C’est ma mère qui les a prises. Elle a été reporter de guerre pendant longtemps. J’aime beaucoup son travail et j’avais envie de travailler avec elle. J’ai toujours eu envie de faire un film dans lequel on pourrait voir ses photos.

 Je l’ai embarquée avec moi dans l’hôpital pour faire les photos. J’avais envie d’avoir un moment qui nous permettrait de nous poser et d’apercevoir une situation plus globale ou atemporelle de la situation de l’hôpital public.

C’est un film très collectif du coup. Très loin de l’image du cinéaste omnipotent.

Je trouve le titre de réalisateur parfois absurde. Surtout dans le documentaire, le travail est forcément collectif. Tout le monde fait un peu tout. Je n’ai pas fait d’école. Je suis toujours en questionnement. Ce qui m’excite le plus dans ce travail c’est le travail de groupe.

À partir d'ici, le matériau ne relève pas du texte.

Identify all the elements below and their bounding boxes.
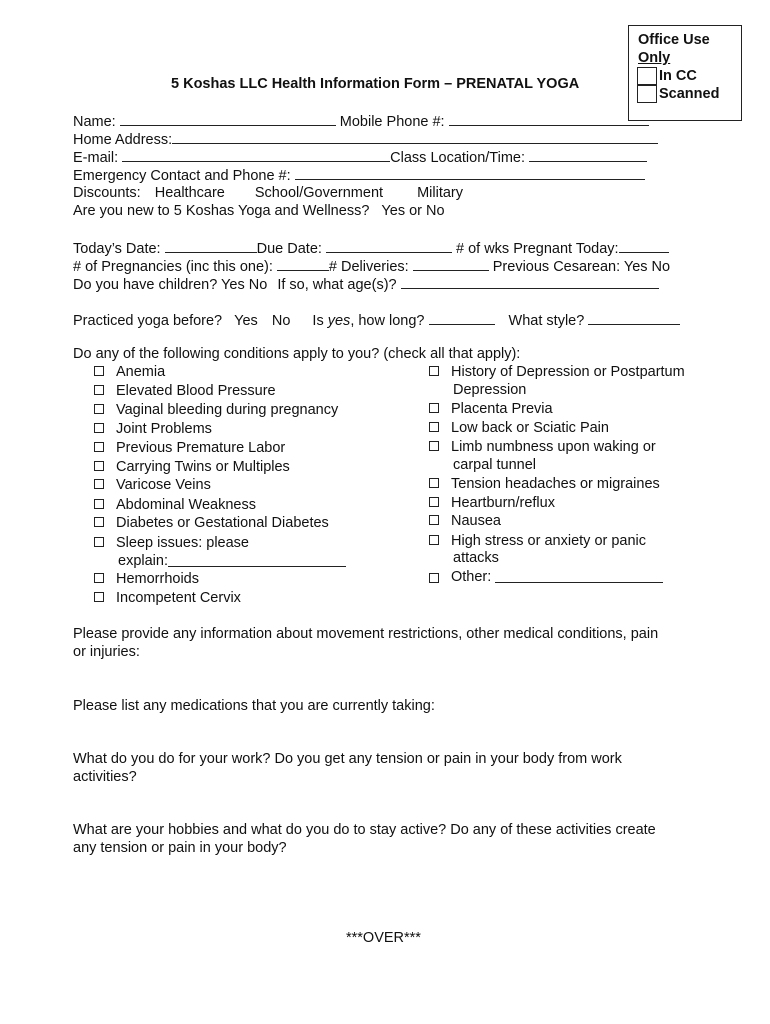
dates-row: Today’s Date: Due Date: # of wks Pregnant Today:	[73, 238, 669, 258]
discount-school[interactable]: School/Government	[254, 185, 384, 201]
form-title: 5 Koshas LLC Health Information Form – PRENATAL YOGA	[171, 76, 580, 92]
checkbox[interactable]	[94, 499, 104, 509]
checkbox[interactable]	[94, 461, 104, 471]
new-row: Are you new to 5 Koshas Yoga and Wellness? Yes or No	[73, 203, 445, 219]
condition-hemorrhoids: Hemorrhoids	[94, 570, 199, 588]
condition-other: Other:	[429, 568, 663, 588]
checkbox[interactable]	[94, 442, 104, 452]
yoga-row: Practiced yoga before? Yes No Is yes, how long? What style?	[73, 310, 680, 330]
condition-heartburn: Heartburn/reflux	[429, 494, 555, 512]
children-row: Do you have children? Yes No If so, what age(s)?	[73, 274, 659, 294]
num-pregnancies-field[interactable]	[277, 256, 329, 271]
name-row: Name: Mobile Phone #:	[73, 111, 649, 131]
condition-high-stress-cont: attacks	[453, 550, 499, 566]
condition-nausea: Nausea	[429, 512, 501, 530]
yoga-how-long-field[interactable]	[429, 310, 495, 325]
emergency-row: Emergency Contact and Phone #:	[73, 165, 645, 185]
email-row: E-mail: Class Location/Time:	[73, 147, 647, 167]
due-date-field[interactable]	[326, 238, 452, 253]
condition-depression: History of Depression or Postpartum	[429, 363, 685, 381]
office-in-cc: In CC	[637, 67, 697, 85]
movement-question: Please provide any information about movement restrictions, other medical conditions, pain or injuries:	[73, 626, 659, 660]
yoga-style-field[interactable]	[588, 310, 680, 325]
checkbox[interactable]	[429, 422, 439, 432]
checkbox[interactable]	[429, 535, 439, 545]
condition-premature-labor: Previous Premature Labor	[94, 439, 285, 457]
home-address-field[interactable]	[172, 129, 658, 144]
conditions-prompt: Do any of the following conditions apply to you? (check all that apply):	[73, 346, 521, 362]
class-location-field[interactable]	[529, 147, 647, 162]
name-field[interactable]	[120, 111, 336, 126]
discount-healthcare[interactable]: Healthcare	[154, 185, 225, 201]
children-ages-field[interactable]	[401, 274, 659, 289]
condition-limb-numbness: Limb numbness upon waking or	[429, 438, 656, 456]
condition-high-stress: High stress or anxiety or panic	[429, 532, 646, 550]
checkbox[interactable]	[94, 423, 104, 433]
condition-diabetes: Diabetes or Gestational Diabetes	[94, 514, 329, 532]
discount-military[interactable]: Military	[417, 185, 463, 201]
checkbox[interactable]	[94, 537, 104, 547]
footer-over: ***OVER***	[346, 930, 421, 946]
checkbox[interactable]	[429, 478, 439, 488]
yoga-yes[interactable]: Yes	[234, 313, 258, 329]
work-question: What do you do for your work? Do you get any tension or pain in your body from work activities?	[73, 751, 622, 785]
new-yes[interactable]: Yes	[381, 203, 406, 219]
todays-date-field[interactable]	[165, 238, 257, 253]
deliveries-field[interactable]	[413, 256, 489, 271]
checkbox[interactable]	[429, 441, 439, 451]
checkbox[interactable]	[94, 517, 104, 527]
office-use-box	[628, 25, 742, 121]
condition-joint-problems: Joint Problems	[94, 420, 212, 438]
condition-vaginal-bleeding: Vaginal bleeding during pregnancy	[94, 401, 338, 419]
medications-question: Please list any medications that you are currently taking:	[73, 698, 435, 714]
condition-twins: Carrying Twins or Multiples	[94, 458, 290, 476]
office-use-title: Office Use Only	[638, 32, 710, 66]
condition-low-back: Low back or Sciatic Pain	[429, 419, 609, 437]
pregnancies-row: # of Pregnancies (inc this one): # Deliveries: Previous Cesarean: Yes No	[73, 256, 670, 276]
checkbox[interactable]	[94, 366, 104, 376]
email-field[interactable]	[122, 147, 390, 162]
checkbox[interactable]	[429, 497, 439, 507]
in-cc-checkbox[interactable]	[637, 67, 657, 85]
condition-placenta-previa: Placenta Previa	[429, 400, 553, 418]
wks-pregnant-field[interactable]	[619, 238, 669, 253]
condition-elevated-bp: Elevated Blood Pressure	[94, 382, 276, 400]
checkbox[interactable]	[94, 385, 104, 395]
condition-sleep-issues: Sleep issues: please	[94, 534, 249, 552]
emergency-contact-field[interactable]	[295, 165, 645, 180]
office-scanned: Scanned	[637, 85, 719, 103]
condition-limb-numbness-cont: carpal tunnel	[453, 457, 537, 473]
scanned-checkbox[interactable]	[637, 85, 657, 103]
condition-abdominal-weakness: Abdominal Weakness	[94, 496, 256, 514]
condition-tension-headaches: Tension headaches or migraines	[429, 475, 660, 493]
condition-incompetent-cervix: Incompetent Cervix	[94, 589, 241, 607]
address-row: Home Address:	[73, 129, 658, 149]
condition-depression-cont: Depression	[453, 382, 527, 398]
discounts-row: Discounts: Healthcare School/Government Military	[73, 185, 463, 201]
yoga-no[interactable]: No	[271, 313, 291, 329]
checkbox[interactable]	[94, 404, 104, 414]
checkbox[interactable]	[429, 403, 439, 413]
hobbies-question: What are your hobbies and what do you do to stay active? Do any of these activities create any tension or pain in your body?	[73, 822, 656, 856]
checkbox[interactable]	[94, 573, 104, 583]
condition-anemia: Anemia	[94, 363, 165, 381]
checkbox[interactable]	[429, 366, 439, 376]
sleep-explain: explain:	[118, 552, 346, 572]
new-no[interactable]: No	[426, 203, 445, 219]
checkbox[interactable]	[429, 573, 439, 583]
condition-varicose-veins: Varicose Veins	[94, 476, 211, 494]
other-field[interactable]	[495, 568, 663, 583]
checkbox[interactable]	[94, 479, 104, 489]
checkbox[interactable]	[94, 592, 104, 602]
mobile-phone-field[interactable]	[449, 111, 649, 126]
sleep-explain-field[interactable]	[168, 552, 346, 567]
checkbox[interactable]	[429, 515, 439, 525]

Vous avez tourné pendant plus de deux ans et le film dure à peine 1h45. Quels choix avez-vous fait au montage ?

État limite aurait pu être bien plus long. Mais je n’avais pas envie de faire un documentaire trop long et indigeste. Car il se passe beaucoup de choses. Jamal jongle avec beaucoup de choses en même temps. On s’est donc pas mal focalisé·es sur sa parole. C’est un film assez bavard finalement. Car il se trouve dans des situations qui l’exige. Il fallait donc faire des choix pour ne pas être suffoqué·e par un trop plein de paroles. On avait envie de retranscrire l’énergie de Jamal. C’était assez intuitif au montage.